Secured & Unsecured Loans:
The Companys total borrowings increased from Rs 56.56 Lakhs in FY 2008-9
to Rs 533.24 Lakhs in FY 2009-10. There being no unsecured loans during the
year, secured loans only formed a part of the total borrowings.
Internal Control Systems:
The Company has in place adequate internal control systems and procedures
commensurate with the size and nature of its business. The objective of the
internal control system is to bring a systematic, disciplined approach to
evaluate and improve the effectiveness of risk management, control and
governance processes. The effectiveness of the internal controls is
continuously monitored by the Corporate Audit Division of the Company,
Safety and Environment Risk:
In the developed world, industries have been facing rising environmental
costs due to the increased concerns on Global Warming. It is, therefore, a
challenge and responsibility for the Steel industry to be the trustee in
conservation of nature for future generations. We have developed Safety
programme to ensure Safety of our employees.

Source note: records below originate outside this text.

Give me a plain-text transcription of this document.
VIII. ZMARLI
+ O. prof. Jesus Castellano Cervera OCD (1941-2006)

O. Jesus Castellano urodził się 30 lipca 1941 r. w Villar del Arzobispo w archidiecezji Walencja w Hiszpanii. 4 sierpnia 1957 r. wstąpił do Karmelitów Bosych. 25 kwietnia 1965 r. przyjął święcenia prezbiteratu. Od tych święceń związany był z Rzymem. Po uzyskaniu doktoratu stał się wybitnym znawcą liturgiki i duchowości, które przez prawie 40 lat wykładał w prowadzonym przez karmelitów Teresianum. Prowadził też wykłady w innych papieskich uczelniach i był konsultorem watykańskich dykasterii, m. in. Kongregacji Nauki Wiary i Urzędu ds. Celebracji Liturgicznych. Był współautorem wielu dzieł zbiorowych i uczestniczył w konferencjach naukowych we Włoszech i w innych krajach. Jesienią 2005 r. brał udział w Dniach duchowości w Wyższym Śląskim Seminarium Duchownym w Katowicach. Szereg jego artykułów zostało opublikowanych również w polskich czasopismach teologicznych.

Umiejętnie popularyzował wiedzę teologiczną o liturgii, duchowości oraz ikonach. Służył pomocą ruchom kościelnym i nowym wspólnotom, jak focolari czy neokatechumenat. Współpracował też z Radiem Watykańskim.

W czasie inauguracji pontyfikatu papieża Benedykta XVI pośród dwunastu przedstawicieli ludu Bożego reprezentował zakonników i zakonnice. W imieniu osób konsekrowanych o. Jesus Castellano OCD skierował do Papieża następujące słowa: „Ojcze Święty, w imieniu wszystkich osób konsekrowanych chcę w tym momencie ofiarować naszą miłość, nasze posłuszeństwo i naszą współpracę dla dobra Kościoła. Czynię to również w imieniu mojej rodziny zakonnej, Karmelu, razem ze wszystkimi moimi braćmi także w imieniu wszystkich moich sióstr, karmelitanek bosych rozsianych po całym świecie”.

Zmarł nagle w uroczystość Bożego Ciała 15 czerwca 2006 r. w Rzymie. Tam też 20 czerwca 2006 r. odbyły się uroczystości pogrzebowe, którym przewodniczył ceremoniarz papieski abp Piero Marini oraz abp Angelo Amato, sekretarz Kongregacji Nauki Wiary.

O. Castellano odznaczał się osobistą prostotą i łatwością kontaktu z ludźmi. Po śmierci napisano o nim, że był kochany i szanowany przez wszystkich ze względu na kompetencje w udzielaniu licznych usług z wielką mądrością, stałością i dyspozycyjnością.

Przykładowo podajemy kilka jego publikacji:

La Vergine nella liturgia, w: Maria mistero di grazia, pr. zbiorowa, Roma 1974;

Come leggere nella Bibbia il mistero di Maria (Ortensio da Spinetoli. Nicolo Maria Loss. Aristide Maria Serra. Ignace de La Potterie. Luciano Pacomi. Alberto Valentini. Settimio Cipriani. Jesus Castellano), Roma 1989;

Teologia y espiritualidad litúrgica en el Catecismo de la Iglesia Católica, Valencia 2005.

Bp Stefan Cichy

Human Resource Management and Industrial Relations:
Industrial relations remain cordial all over the year. The Company is
providing continuous training to its employees for better utilization of
its human resources.
Cautionary Statement:
Statements in the Management Discussion and Analysis describing the
Companys objectives, projections, estimates, expectations may be forward-
looking statements within the meaning of applicable securities laws and
regulations. Actual results could differ materially from those expressed or
implied. Important factors that could make a difference to the Companys
operations include economic conditions affecting demand/supply and price
conditions in the domestic and overseas markets in which the Company
operates, changes in the Government regulations, tax laws and other
statutes and incidental factors. Market data and product information
contained in this report is gathered from published and unpublished reports
and their accuracy cannot be assured.